In typical BLAST/BLAT searches, there is only a small number of hits that will be of interest -- for example, if one is searching for the single C. elegans ortholog of a given gene of interest. On the other hand, it is also possible to have many hits that are both significant and important (e.g., if one is examining a diverse protein family). On the Wormbase BLAST/BLAT server, the default maximum number of hits shown is 20, but this can be set to smaller values, greater values, or to show all hits.

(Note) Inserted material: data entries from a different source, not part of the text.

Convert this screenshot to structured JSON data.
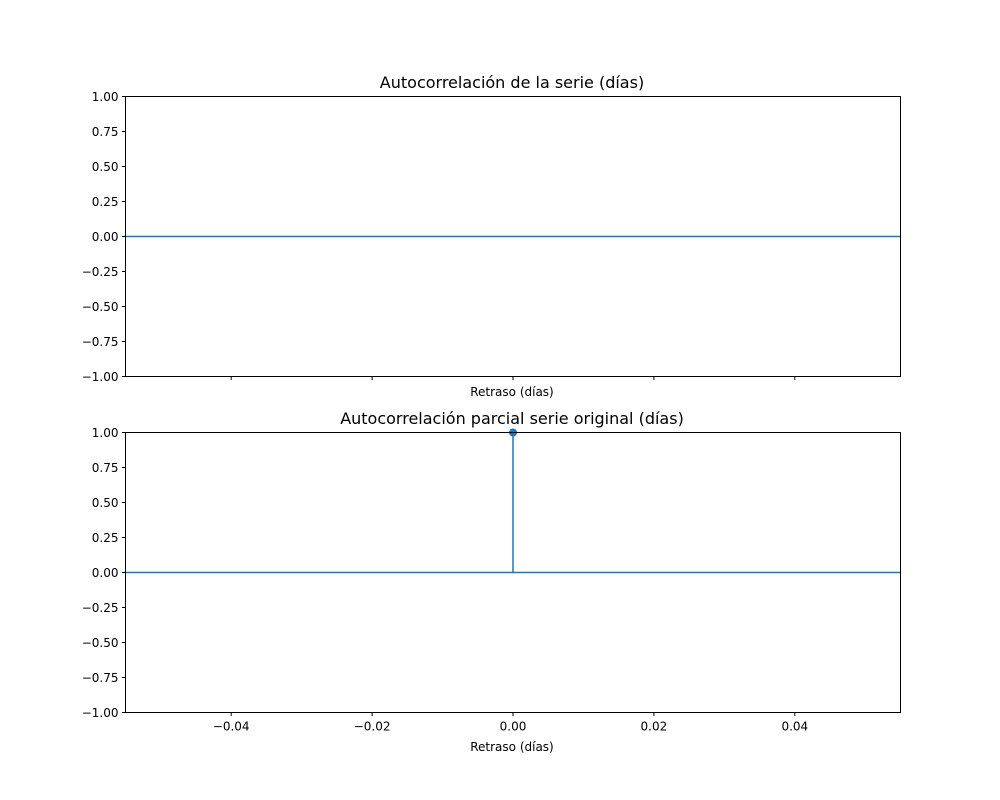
{
  "colors": {
    "series": "#1f77b4"
  },
  "chart_data": [
    {
      "type": "stem",
      "title": "Autocorrelación de la serie (días)",
      "xlabel": "Retraso (días)",
      "ylabel": "",
      "xlim": [
        -0.055,
        0.055
      ],
      "ylim": [
        -1.0,
        1.0
      ],
      "x_ticks": [
        -0.04,
        -0.02,
        0.0,
        0.02,
        0.04
      ],
      "show_x_tick_labels": false,
      "y_ticks": [
        -1.0,
        -0.75,
        -0.5,
        -0.25,
        0.0,
        0.25,
        0.5,
        0.75,
        1.0
      ],
      "y_tick_labels": [
        "−1.00",
        "−0.75",
        "−0.50",
        "−0.25",
        "0.00",
        "0.25",
        "0.50",
        "0.75",
        "1.00"
      ],
      "x": [],
      "y": [],
      "baseline": 0.0,
      "grid": false
    },
    {
      "type": "stem",
      "title": "Autocorrelación parcial serie original (días)",
      "xlabel": "Retraso (días)",
      "ylabel": "",
      "xlim": [
        -0.055,
        0.055
      ],
      "ylim": [
        -1.0,
        1.0
      ],
      "x_ticks": [
        -0.04,
        -0.02,
        0.0,
        0.02,
        0.04
      ],
      "x_tick_labels": [
        "−0.04",
        "−0.02",
        "0.00",
        "0.02",
        "0.04"
      ],
      "show_x_tick_labels": true,
      "y_ticks": [
        -1.0,
        -0.75,
        -0.5,
        -0.25,
        0.0,
        0.25,
        0.5,
        0.75,
        1.0
      ],
      "y_tick_labels": [
        "−1.00",
        "−0.75",
        "−0.50",
        "−0.25",
        "0.00",
        "0.25",
        "0.50",
        "0.75",
        "1.00"
      ],
      "x": [
        0.0
      ],
      "y": [
        1.0
      ],
      "baseline": 0.0,
      "grid": false
    }
  ]
}
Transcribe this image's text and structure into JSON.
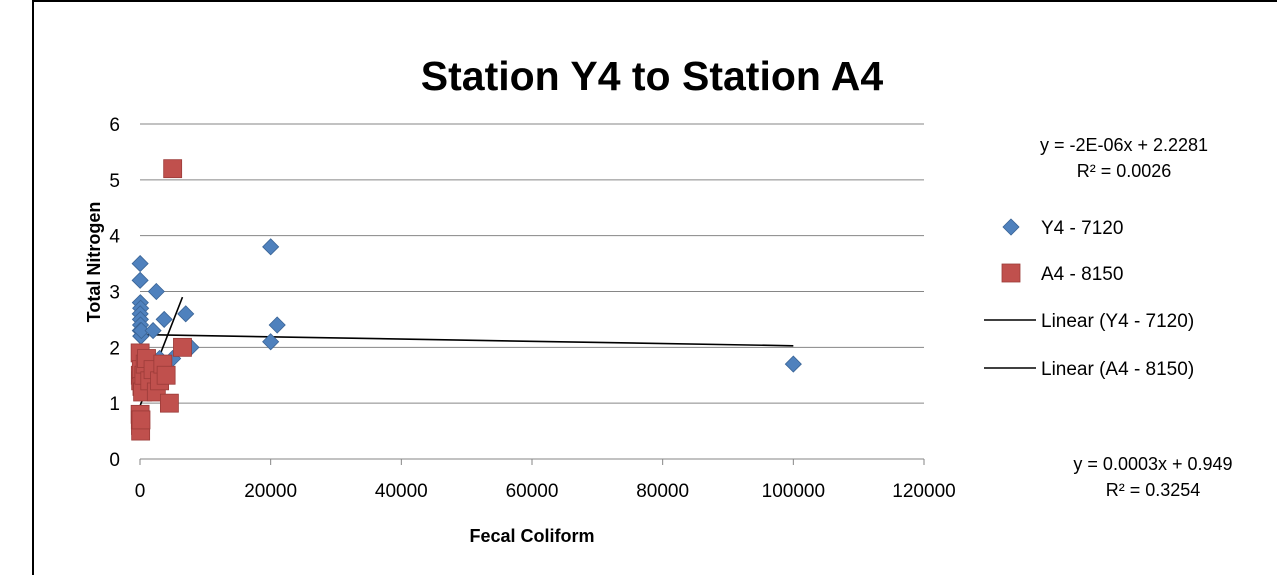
{
  "chart_data": {
    "type": "scatter",
    "title": "Station Y4 to Station A4",
    "xlabel": "Fecal Coliform",
    "ylabel": "Total Nitrogen",
    "xlim": [
      0,
      120000
    ],
    "ylim": [
      0,
      6
    ],
    "xticks": [
      "0",
      "20000",
      "40000",
      "60000",
      "80000",
      "100000",
      "120000"
    ],
    "yticks": [
      "0",
      "1",
      "2",
      "3",
      "4",
      "5",
      "6"
    ],
    "grid": "horizontal",
    "legend_position": "right",
    "series": [
      {
        "name": "Y4 - 7120",
        "color": "#4f81bd",
        "marker": "diamond",
        "points": [
          [
            20,
            3.5
          ],
          [
            20,
            3.2
          ],
          [
            50,
            2.8
          ],
          [
            100,
            2.7
          ],
          [
            30,
            2.6
          ],
          [
            60,
            2.5
          ],
          [
            80,
            2.4
          ],
          [
            40,
            2.3
          ],
          [
            110,
            2.2
          ],
          [
            150,
            2.2
          ],
          [
            200,
            2.3
          ],
          [
            20,
            1.6
          ],
          [
            2500,
            3.0
          ],
          [
            2000,
            2.3
          ],
          [
            3700,
            2.5
          ],
          [
            3000,
            1.8
          ],
          [
            5000,
            1.8
          ],
          [
            7000,
            2.6
          ],
          [
            7800,
            2.0
          ],
          [
            20000,
            3.8
          ],
          [
            20000,
            2.1
          ],
          [
            21000,
            2.4
          ],
          [
            100000,
            1.7
          ]
        ]
      },
      {
        "name": "A4 - 8150",
        "color": "#c0504d",
        "marker": "square",
        "points": [
          [
            20,
            1.9
          ],
          [
            50,
            1.5
          ],
          [
            100,
            1.4
          ],
          [
            200,
            1.6
          ],
          [
            300,
            1.3
          ],
          [
            400,
            1.2
          ],
          [
            600,
            1.5
          ],
          [
            800,
            1.7
          ],
          [
            1000,
            1.8
          ],
          [
            1500,
            1.4
          ],
          [
            2000,
            1.6
          ],
          [
            2500,
            1.2
          ],
          [
            3000,
            1.4
          ],
          [
            3500,
            1.7
          ],
          [
            4000,
            1.5
          ],
          [
            4500,
            1.0
          ],
          [
            5000,
            5.2
          ],
          [
            6500,
            2.0
          ],
          [
            20,
            0.8
          ],
          [
            50,
            0.7
          ],
          [
            80,
            0.6
          ],
          [
            100,
            0.5
          ],
          [
            150,
            0.7
          ]
        ]
      }
    ],
    "trendlines": [
      {
        "name": "Linear (Y4 - 7120)",
        "slope": -2e-06,
        "intercept": 2.2281,
        "x_range": [
          0,
          100000
        ],
        "equation": "y = -2E-06x + 2.2281",
        "r2": "R² = 0.0026"
      },
      {
        "name": "Linear (A4 - 8150)",
        "slope": 0.0003,
        "intercept": 0.949,
        "x_range": [
          0,
          6500
        ],
        "equation": "y = 0.0003x + 0.949",
        "r2": "R² = 0.3254"
      }
    ],
    "legend": [
      "Y4 - 7120",
      "A4 - 8150",
      "Linear (Y4 - 7120)",
      "Linear (A4 - 8150)"
    ]
  }
}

WHERE TO GET THE SOFTWARE:

There are two somewhat different versions of the BLAST search software. A publicly available, and reasonably compilable, open-source version is available from the NCBI.

ftp://ftp.ncbi.nlm.nih.gov/blast

The version used in Wormbase, however, is a closed-source version provided from Washington University under a free academic license.

http://blast.wustl.edu

The latter version has been chosen for use in Wormbase because it is thought to be superior to NCBI BLAST.